$A$ metal block is made from a mixture of $2.4 \ kg$ of aluminium,$1.6 \ kg$ of brass,and $0.8 \ kg$ of copper. The metal block is initially at $20^{\circ} C$. If the heat supplied to the metal block is $44.4 \ cal$,find the final temperature of the block if the specific heats of aluminium,brass,and copper are $0.216, 0.0917, 0.0931 \ cal \cdot kg^{-1} \cdot ^{\circ}C^{-1}$ respectively. (in $^{\circ} C$)

$A$ cube is subjected to a pressure $P$ on all its faces at a temperature of $0 \, ^\circ C$. By what temperature should the cube be heated so that it regains its original volume? Let the bulk modulus of the cube be $\beta$ and the coefficient of volume expansion be $\alpha$.

Fill in the blanks:
$1.$ The temperature of freezing point ...... and temperature of boiling point ...... are taken in a Fahrenheit thermometer.
$2.$ The zeroth law of thermodynamics defines ...... and the first law of thermodynamics defines ......
$3.$ At ...... temperature,water and water vapour have equal density.
$4.$ The ...... has the maximum value of specific heat.

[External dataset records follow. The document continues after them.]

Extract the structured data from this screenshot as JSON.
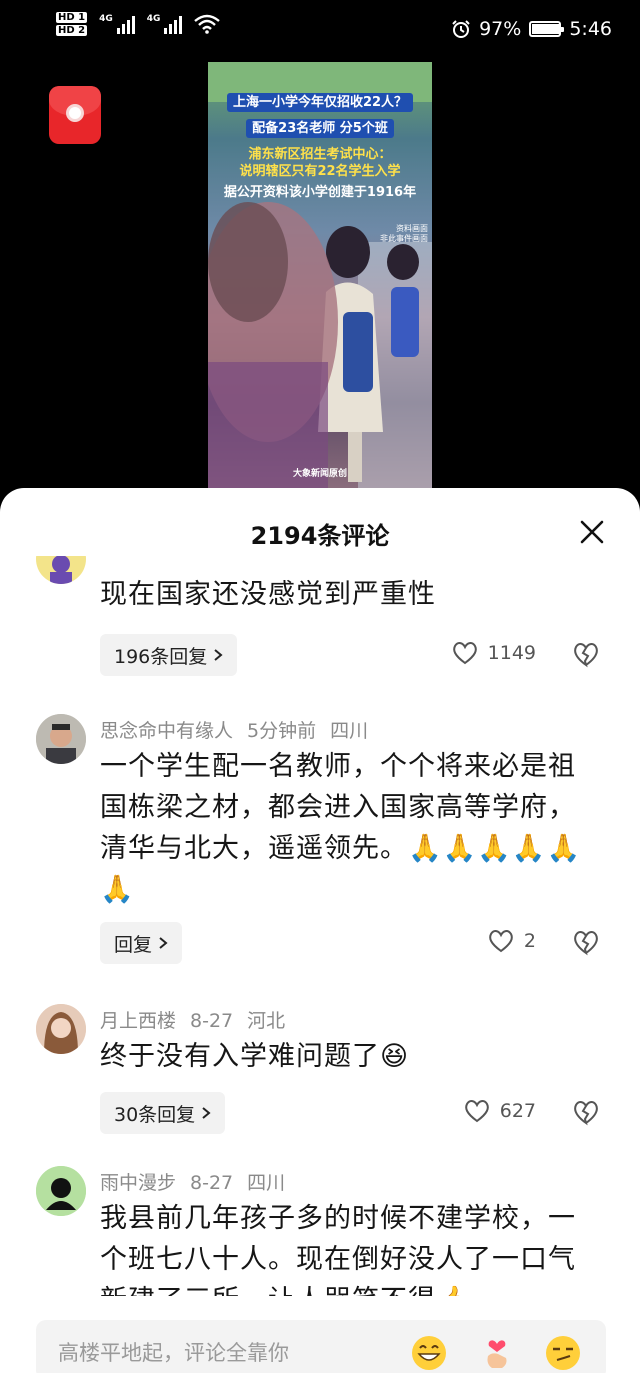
{
  "status_bar": {
    "hd1": "HD 1",
    "hd2": "HD 2",
    "net1": "4G",
    "net2": "4G",
    "battery_text": "97%",
    "battery_level": 0.97,
    "time": "5:46"
  },
  "video": {
    "line1": "上海一小学今年仅招收22人？",
    "line2": "配备23名老师 分5个班",
    "line3": "浦东新区招生考试中心：",
    "line4": "说明辖区只有22名学生入学",
    "line5": "据公开资料该小学创建于1916年",
    "note1": "资料画面",
    "note2": "非此事件画面",
    "source": "大象新闻原创"
  },
  "sheet": {
    "title": "2194条评论"
  },
  "comments": [
    {
      "text": "现在国家还没感觉到严重性",
      "replies": "196条回复",
      "likes": "1149"
    },
    {
      "user": "思念命中有缘人",
      "time": "5分钟前",
      "location": "四川",
      "text": "一个学生配一名教师，个个将来必是祖国栋梁之材，都会进入国家高等学府，清华与北大，遥遥领先。🙏🙏🙏🙏🙏🙏",
      "replies": "回复",
      "likes": "2"
    },
    {
      "user": "月上西楼",
      "time": "8-27",
      "location": "河北",
      "text": "终于没有入学难问题了😆",
      "replies": "30条回复",
      "likes": "627"
    },
    {
      "user": "雨中漫步",
      "time": "8-27",
      "location": "四川",
      "text": "我县前几年孩子多的时候不建学校，一个班七八十人。现在倒好没人了一口气新建了三所，让人哭笑不得👍"
    }
  ],
  "input": {
    "placeholder": "高楼平地起，评论全靠你"
  },
  "icons": {
    "chevron": "chevron-right-icon",
    "like": "heart-outline-icon",
    "dislike": "broken-heart-icon",
    "close": "close-icon"
  },
  "colors": {
    "accent_red": "#e8262a",
    "meta_gray": "#8a8a8a",
    "chip_bg": "#f2f2f2"
  }
}
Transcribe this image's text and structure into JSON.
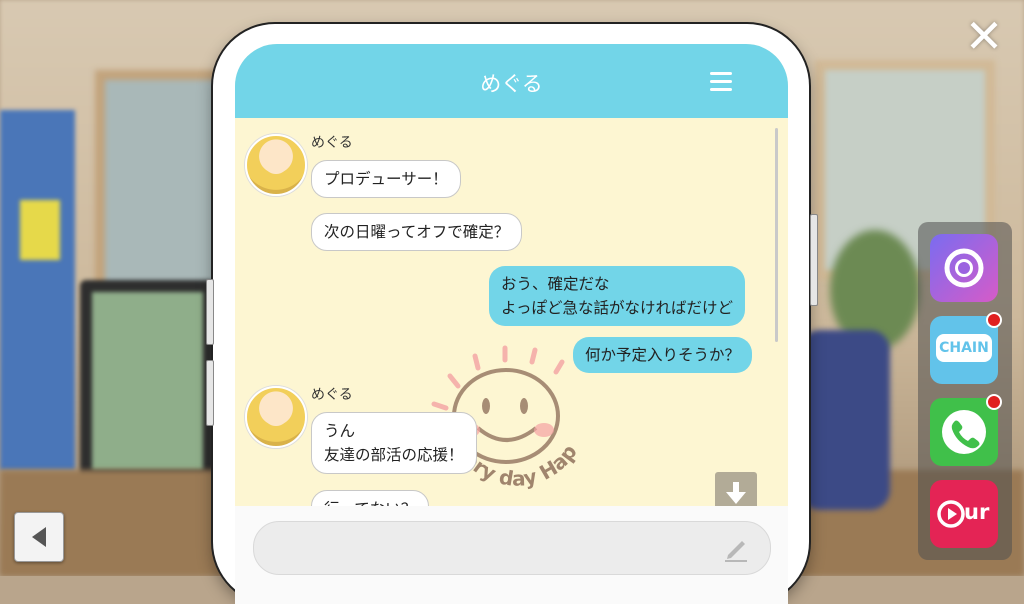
{
  "close_glyph": "✕",
  "chat": {
    "title": "めぐる",
    "messages": [
      {
        "sender": "めぐる",
        "bubbles": [
          "プロデューサー！",
          "次の日曜ってオフで確定？"
        ]
      },
      {
        "sender": "me",
        "bubbles": [
          [
            "おう、確定だな",
            "よっぽど急な話がなければだけど"
          ],
          "何か予定入りそうか？"
        ]
      },
      {
        "sender": "めぐる",
        "bubbles": [
          [
            "うん",
            "友達の部活の応援！"
          ],
          "行ってない？"
        ]
      }
    ]
  },
  "stamp_text": "Every day Happy",
  "dock_apps": [
    {
      "name": "camera-app",
      "label": "",
      "color": "#8c5be0",
      "badge": false
    },
    {
      "name": "chain-app",
      "label": "CHAIN",
      "color": "#62c3ea",
      "badge": true
    },
    {
      "name": "phone-app",
      "label": "",
      "color": "#40c04a",
      "badge": true
    },
    {
      "name": "our-app",
      "label": "ur",
      "color": "#e42455",
      "badge": false
    }
  ],
  "colors": {
    "header": "#72d5e8",
    "chat_bg": "#fdf6d2",
    "out_bubble": "#72d5e8"
  }
}
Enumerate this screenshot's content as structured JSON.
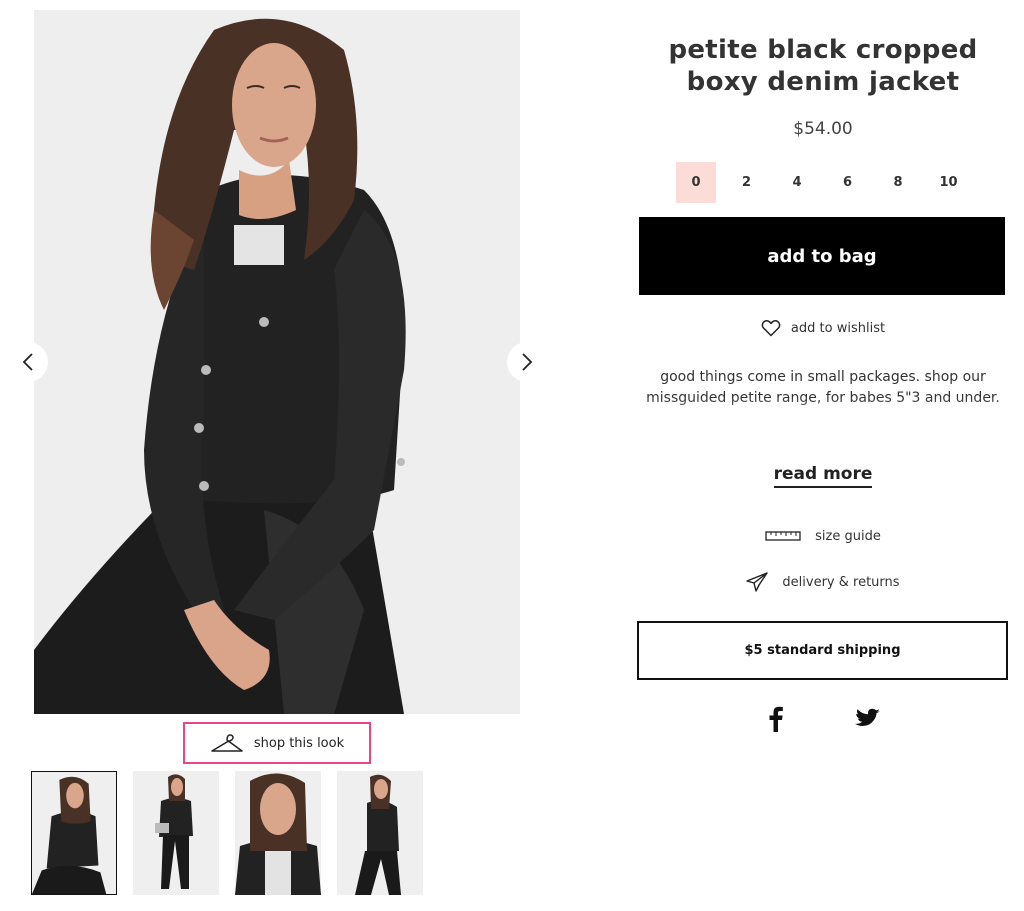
{
  "product": {
    "title_line1": "petite black cropped",
    "title_line2": "boxy denim jacket",
    "price": "$54.00",
    "sizes": [
      "0",
      "2",
      "4",
      "6",
      "8",
      "10"
    ],
    "selected_size": "0",
    "add_to_bag_label": "add to bag",
    "wishlist_label": "add to wishlist",
    "description": "good things come in small packages. shop our missguided petite range, for babes 5\"3 and under.",
    "read_more_label": "read more",
    "size_guide_label": "size guide",
    "delivery_label": "delivery & returns",
    "shipping_label": "$5 standard shipping"
  },
  "gallery": {
    "shop_the_look_label": "shop this look",
    "thumbnail_count": 4,
    "active_thumbnail": 1
  },
  "social": [
    "facebook-icon",
    "twitter-icon"
  ],
  "colors": {
    "selected_size_bg": "#fcdcd6",
    "shop_look_border": "#e8468c",
    "button_bg": "#000000"
  }
}
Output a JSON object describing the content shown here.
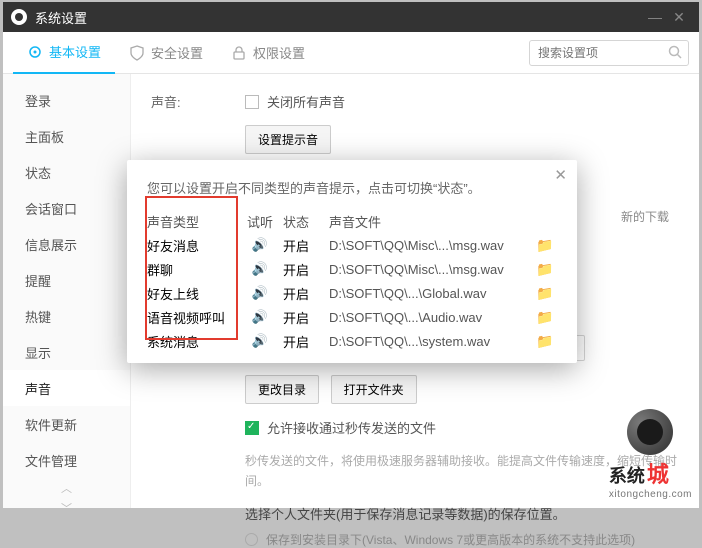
{
  "window": {
    "title": "系统设置"
  },
  "tabs": {
    "basic": "基本设置",
    "security": "安全设置",
    "privilege": "权限设置"
  },
  "search": {
    "placeholder": "搜索设置项"
  },
  "sidebar": {
    "items": [
      "登录",
      "主面板",
      "状态",
      "会话窗口",
      "信息展示",
      "提醒",
      "热键",
      "显示",
      "声音",
      "软件更新",
      "文件管理"
    ]
  },
  "content": {
    "sound_label": "声音:",
    "close_all": "关闭所有声音",
    "set_hint": "设置提示音",
    "new_download": "新的下载",
    "change_dir": "更改目录",
    "open_folder": "打开文件夹",
    "allow_fast": "允许接收通过秒传发送的文件",
    "fast_desc": "秒传发送的文件，将使用极速服务器辅助接收。能提高文件传输速度，缩短传输时间。",
    "choose_folder": "选择个人文件夹(用于保存消息记录等数据)的保存位置。",
    "radio1": "保存到安装目录下(Vista、Windows 7或更高版本的系统不支持此选项)"
  },
  "dialog": {
    "tip": "您可以设置开启不同类型的声音提示，点击可切换“状态”。",
    "headers": {
      "type": "声音类型",
      "listen": "试听",
      "state": "状态",
      "file": "声音文件"
    },
    "rows": [
      {
        "type": "好友消息",
        "state": "开启",
        "file": "D:\\SOFT\\QQ\\Misc\\...\\msg.wav"
      },
      {
        "type": "群聊",
        "state": "开启",
        "file": "D:\\SOFT\\QQ\\Misc\\...\\msg.wav"
      },
      {
        "type": "好友上线",
        "state": "开启",
        "file": "D:\\SOFT\\QQ\\...\\Global.wav"
      },
      {
        "type": "语音视频呼叫",
        "state": "开启",
        "file": "D:\\SOFT\\QQ\\...\\Audio.wav"
      },
      {
        "type": "系统消息",
        "state": "开启",
        "file": "D:\\SOFT\\QQ\\...\\system.wav"
      }
    ]
  },
  "logo": {
    "text1": "系统",
    "text2": "城",
    "url": "xitongcheng.com"
  }
}
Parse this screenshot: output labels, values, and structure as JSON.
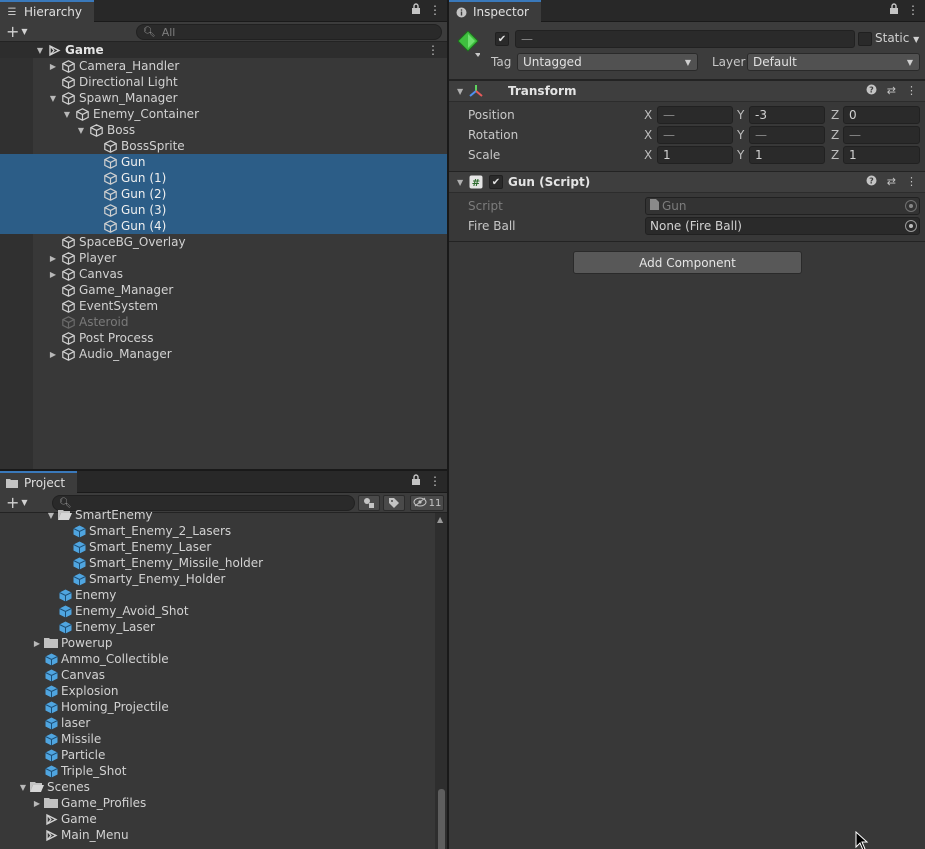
{
  "hierarchy": {
    "tab_label": "Hierarchy",
    "search_placeholder": "All",
    "rows": [
      {
        "label": "Game",
        "depth": 0,
        "expanded": true,
        "kind": "scene"
      },
      {
        "label": "Camera_Handler",
        "depth": 1,
        "expanded": false,
        "kind": "object"
      },
      {
        "label": "Directional Light",
        "depth": 1,
        "kind": "object"
      },
      {
        "label": "Spawn_Manager",
        "depth": 1,
        "expanded": true,
        "kind": "object"
      },
      {
        "label": "Enemy_Container",
        "depth": 2,
        "expanded": true,
        "kind": "object"
      },
      {
        "label": "Boss",
        "depth": 3,
        "expanded": true,
        "kind": "object"
      },
      {
        "label": "BossSprite",
        "depth": 4,
        "kind": "object"
      },
      {
        "label": "Gun",
        "depth": 4,
        "kind": "object",
        "selected": true
      },
      {
        "label": "Gun (1)",
        "depth": 4,
        "kind": "object",
        "selected": true
      },
      {
        "label": "Gun (2)",
        "depth": 4,
        "kind": "object",
        "selected": true
      },
      {
        "label": "Gun (3)",
        "depth": 4,
        "kind": "object",
        "selected": true
      },
      {
        "label": "Gun (4)",
        "depth": 4,
        "kind": "object",
        "selected": true
      },
      {
        "label": "SpaceBG_Overlay",
        "depth": 1,
        "kind": "object"
      },
      {
        "label": "Player",
        "depth": 1,
        "expanded": false,
        "kind": "object"
      },
      {
        "label": "Canvas",
        "depth": 1,
        "expanded": false,
        "kind": "object"
      },
      {
        "label": "Game_Manager",
        "depth": 1,
        "kind": "object"
      },
      {
        "label": "EventSystem",
        "depth": 1,
        "kind": "object"
      },
      {
        "label": "Asteroid",
        "depth": 1,
        "kind": "object",
        "inactive": true
      },
      {
        "label": "Post Process",
        "depth": 1,
        "kind": "object"
      },
      {
        "label": "Audio_Manager",
        "depth": 1,
        "expanded": false,
        "kind": "object"
      }
    ]
  },
  "project": {
    "tab_label": "Project",
    "hidden_count": "11",
    "rows": [
      {
        "label": "SmartEnemy",
        "depth": 2,
        "expanded": true,
        "kind": "folder-open"
      },
      {
        "label": "Smart_Enemy_2_Lasers",
        "depth": 3,
        "kind": "prefab"
      },
      {
        "label": "Smart_Enemy_Laser",
        "depth": 3,
        "kind": "prefab"
      },
      {
        "label": "Smart_Enemy_Missile_holder",
        "depth": 3,
        "kind": "prefab"
      },
      {
        "label": "Smarty_Enemy_Holder",
        "depth": 3,
        "kind": "prefab"
      },
      {
        "label": "Enemy",
        "depth": 2,
        "kind": "prefab"
      },
      {
        "label": "Enemy_Avoid_Shot",
        "depth": 2,
        "kind": "prefab"
      },
      {
        "label": "Enemy_Laser",
        "depth": 2,
        "kind": "prefab"
      },
      {
        "label": "Powerup",
        "depth": 1,
        "expanded": false,
        "kind": "folder"
      },
      {
        "label": "Ammo_Collectible",
        "depth": 1,
        "kind": "prefab"
      },
      {
        "label": "Canvas",
        "depth": 1,
        "kind": "prefab"
      },
      {
        "label": "Explosion",
        "depth": 1,
        "kind": "prefab"
      },
      {
        "label": "Homing_Projectile",
        "depth": 1,
        "kind": "prefab"
      },
      {
        "label": "laser",
        "depth": 1,
        "kind": "prefab"
      },
      {
        "label": "Missile",
        "depth": 1,
        "kind": "prefab"
      },
      {
        "label": "Particle",
        "depth": 1,
        "kind": "prefab"
      },
      {
        "label": "Triple_Shot",
        "depth": 1,
        "kind": "prefab"
      },
      {
        "label": "Scenes",
        "depth": 0,
        "expanded": true,
        "kind": "folder-open"
      },
      {
        "label": "Game_Profiles",
        "depth": 1,
        "expanded": false,
        "kind": "folder"
      },
      {
        "label": "Game",
        "depth": 1,
        "kind": "unity-scene"
      },
      {
        "label": "Main_Menu",
        "depth": 1,
        "kind": "unity-scene"
      }
    ]
  },
  "inspector": {
    "tab_label": "Inspector",
    "object_name": "—",
    "static_label": "Static",
    "tag_label": "Tag",
    "tag_value": "Untagged",
    "layer_label": "Layer",
    "layer_value": "Default",
    "transform": {
      "title": "Transform",
      "position_label": "Position",
      "rotation_label": "Rotation",
      "scale_label": "Scale",
      "axis_x": "X",
      "axis_y": "Y",
      "axis_z": "Z",
      "position": [
        "—",
        "-3",
        "0"
      ],
      "rotation": [
        "—",
        "—",
        "—"
      ],
      "scale": [
        "1",
        "1",
        "1"
      ]
    },
    "gun_script": {
      "title": "Gun (Script)",
      "script_label": "Script",
      "script_value": "Gun",
      "fireball_label": "Fire Ball",
      "fireball_value": "None (Fire Ball)"
    },
    "add_component_label": "Add Component"
  },
  "colors": {
    "selection": "#2c5d87",
    "accent_tab": "#3a79bb",
    "prefab_blue": "#4fa5e0"
  }
}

Consider two thermometers $T_1$ and $T_2$ of equal length,which can be used to measure temperature over the range $\theta_1$ to $\theta_2$. $T_1$ contains mercury as the thermometric liquid,while $T_2$ contains bromine. The volumes of the two liquids are the same at the temperature $\theta_1$. The volumetric coefficients of expansion of mercury and bromine are $18 \times 10^{-5} \, K^{-1}$ and $108 \times 10^{-5} \, K^{-1}$,respectively. The increase in length of each liquid is the same for the same increase in temperature. If the diameters of the capillary tubes of the two thermometers are $d_1$ and $d_2$,respectively,then the ratio $d_1: d_2$ is closest to:

Water falls from a height of $500\,m$. The rise in temperature of the water at the bottom,assuming all energy remains in the water,will be ........ $^oC$ [Specific heat of water = $4.2\,kJ/kg\cdot K$]

Calculate the amount of heat (in calories) required to convert $5\,g$ of ice at $0^{\circ}C$ to steam at $100^{\circ}C$.